In contrast, Dutch babies demonstrated greater expressions of happiness during routine activities and were easier to calm or soothe when upset. The researchers hypothesize the Dutch infants’ relatively calm demeanors were due in part to a more regulated sleep schedule and lower intensity activities.

“Two things that are very important to Dutch parents are reserving specific times for sleep and not over-stimulating their children,” Gartstein said. “For example, when the parents take the baby home from the hospital they often send out cards inviting friends to visit with the mom and baby at certain times so they won’t interrupt the baby’s sleep schedule. Also, I was struck by how little Dutch parents use toys when they play with their children, relative to U.S. parents.”

Going global to expand understanding

The next step in the research will be to conduct follow-up studies observing actual child and mother behavior, said study co-author Roseriet Beijers, a psychologist at the Behavioral Science Institute at Radboud University in the Netherlands.
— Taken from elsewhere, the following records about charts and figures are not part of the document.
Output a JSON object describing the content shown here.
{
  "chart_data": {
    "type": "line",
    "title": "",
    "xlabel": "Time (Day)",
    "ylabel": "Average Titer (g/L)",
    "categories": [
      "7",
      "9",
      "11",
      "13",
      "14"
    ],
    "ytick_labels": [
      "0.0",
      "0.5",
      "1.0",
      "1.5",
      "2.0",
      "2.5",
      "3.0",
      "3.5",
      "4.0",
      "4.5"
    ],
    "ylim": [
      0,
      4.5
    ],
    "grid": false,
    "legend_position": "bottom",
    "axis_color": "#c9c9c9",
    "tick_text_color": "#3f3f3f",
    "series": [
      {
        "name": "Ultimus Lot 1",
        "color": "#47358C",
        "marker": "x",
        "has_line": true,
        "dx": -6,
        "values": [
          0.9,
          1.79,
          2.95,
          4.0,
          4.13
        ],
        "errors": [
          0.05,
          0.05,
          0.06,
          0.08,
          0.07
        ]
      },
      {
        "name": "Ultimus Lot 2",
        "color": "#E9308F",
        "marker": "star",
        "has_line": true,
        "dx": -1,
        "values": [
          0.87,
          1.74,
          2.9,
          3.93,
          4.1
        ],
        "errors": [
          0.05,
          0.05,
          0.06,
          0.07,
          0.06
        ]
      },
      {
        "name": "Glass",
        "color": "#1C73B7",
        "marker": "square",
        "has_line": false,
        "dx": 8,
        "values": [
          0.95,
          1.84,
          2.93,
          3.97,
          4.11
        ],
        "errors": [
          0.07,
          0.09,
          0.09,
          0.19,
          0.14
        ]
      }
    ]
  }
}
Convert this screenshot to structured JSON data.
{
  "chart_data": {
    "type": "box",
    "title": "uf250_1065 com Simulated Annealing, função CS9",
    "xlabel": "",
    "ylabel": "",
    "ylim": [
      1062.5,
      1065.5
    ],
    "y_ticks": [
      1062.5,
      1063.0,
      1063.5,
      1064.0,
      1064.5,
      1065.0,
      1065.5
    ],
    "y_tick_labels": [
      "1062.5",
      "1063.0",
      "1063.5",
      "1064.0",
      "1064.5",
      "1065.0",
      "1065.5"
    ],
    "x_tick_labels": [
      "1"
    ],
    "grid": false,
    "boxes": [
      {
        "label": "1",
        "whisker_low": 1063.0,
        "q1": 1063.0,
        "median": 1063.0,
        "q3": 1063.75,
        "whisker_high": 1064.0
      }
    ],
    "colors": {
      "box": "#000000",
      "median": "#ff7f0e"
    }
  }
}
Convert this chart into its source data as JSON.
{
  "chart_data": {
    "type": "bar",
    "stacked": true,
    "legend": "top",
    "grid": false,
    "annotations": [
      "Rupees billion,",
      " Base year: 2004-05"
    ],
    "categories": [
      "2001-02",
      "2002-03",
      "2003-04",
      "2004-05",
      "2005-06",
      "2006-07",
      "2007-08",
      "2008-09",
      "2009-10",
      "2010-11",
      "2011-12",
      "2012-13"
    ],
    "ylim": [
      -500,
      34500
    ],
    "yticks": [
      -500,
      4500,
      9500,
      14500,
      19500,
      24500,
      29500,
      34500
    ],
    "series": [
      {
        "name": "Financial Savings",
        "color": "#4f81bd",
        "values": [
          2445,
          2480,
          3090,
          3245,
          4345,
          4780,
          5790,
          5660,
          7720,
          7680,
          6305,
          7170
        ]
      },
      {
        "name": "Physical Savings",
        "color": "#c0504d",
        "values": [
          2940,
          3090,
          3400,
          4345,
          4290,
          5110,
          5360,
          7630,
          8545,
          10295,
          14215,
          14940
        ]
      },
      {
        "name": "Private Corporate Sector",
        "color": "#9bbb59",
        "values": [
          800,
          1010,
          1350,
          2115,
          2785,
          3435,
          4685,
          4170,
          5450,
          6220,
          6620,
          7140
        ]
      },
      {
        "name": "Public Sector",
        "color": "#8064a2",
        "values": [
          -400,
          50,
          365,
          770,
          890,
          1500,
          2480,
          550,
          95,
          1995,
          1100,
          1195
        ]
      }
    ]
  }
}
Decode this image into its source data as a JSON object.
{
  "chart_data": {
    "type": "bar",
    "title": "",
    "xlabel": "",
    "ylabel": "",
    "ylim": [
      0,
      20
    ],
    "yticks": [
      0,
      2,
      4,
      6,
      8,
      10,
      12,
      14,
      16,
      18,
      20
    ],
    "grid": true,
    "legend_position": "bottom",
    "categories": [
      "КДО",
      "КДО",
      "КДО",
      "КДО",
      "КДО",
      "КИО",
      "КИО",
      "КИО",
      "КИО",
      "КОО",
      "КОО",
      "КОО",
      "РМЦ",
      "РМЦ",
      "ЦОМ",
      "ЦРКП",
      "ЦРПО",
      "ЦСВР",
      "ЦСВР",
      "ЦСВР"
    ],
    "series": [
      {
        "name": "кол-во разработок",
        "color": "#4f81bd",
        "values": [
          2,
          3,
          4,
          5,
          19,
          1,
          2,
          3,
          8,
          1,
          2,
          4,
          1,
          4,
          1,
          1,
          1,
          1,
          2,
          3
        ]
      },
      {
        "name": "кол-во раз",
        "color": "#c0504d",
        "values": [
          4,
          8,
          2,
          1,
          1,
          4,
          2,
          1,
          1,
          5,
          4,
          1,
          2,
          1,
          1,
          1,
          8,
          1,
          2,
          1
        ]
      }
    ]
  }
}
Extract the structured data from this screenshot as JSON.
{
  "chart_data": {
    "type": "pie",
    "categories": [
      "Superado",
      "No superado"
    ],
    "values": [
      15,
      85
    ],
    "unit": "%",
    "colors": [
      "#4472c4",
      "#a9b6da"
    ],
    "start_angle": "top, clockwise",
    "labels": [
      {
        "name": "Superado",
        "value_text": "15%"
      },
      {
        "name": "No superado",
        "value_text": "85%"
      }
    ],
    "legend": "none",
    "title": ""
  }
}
“We need more data to find out if these results can be explained by actual different temperamental characteristics and/or rearing styles between our cultures, or whether parents might view their children differently and/or value different temperamental characteristics,” she said.

Gartstein said her hope is cross-cultural developmental research will be expanded to include other countries and cultures from around the globe in an effort to better understand universal and culture-specific aspects of social-emotional development.

Data collected in 18 countries

Cornelia Kirchhoff, a clinical psychology graduate student, is working with Gartstein to wrap up a study comparing the impact of child temperament on behavioral problems for infants in the United States and Germany. Kirchhoff is using both IBQ-R study data and parent interviews for her project.

“Developing hypotheses and finding theories that deliver explanations for differences in child temperament between countries has probably been the most exciting part of the project,” she said. “There were also several hilarious scenes with toddlers who either tried to grab my camera or wanted to involve me in their interaction with their mother during my home visits.”

Study co-author Sam Putnam, a developmental psychologist at Bowdoin University, is leading an effort to translate the IBQ-R into different languages to make it easier for non-western countries to participate in the research. To date, he has collected temperament data from 18 countries.

“I imagine at some point there is going to be a big study comparing all of these different cultures, using a variety of methods to do so,” Gartstein said. “It will really open the floodgates for cross-cultural developmental research.”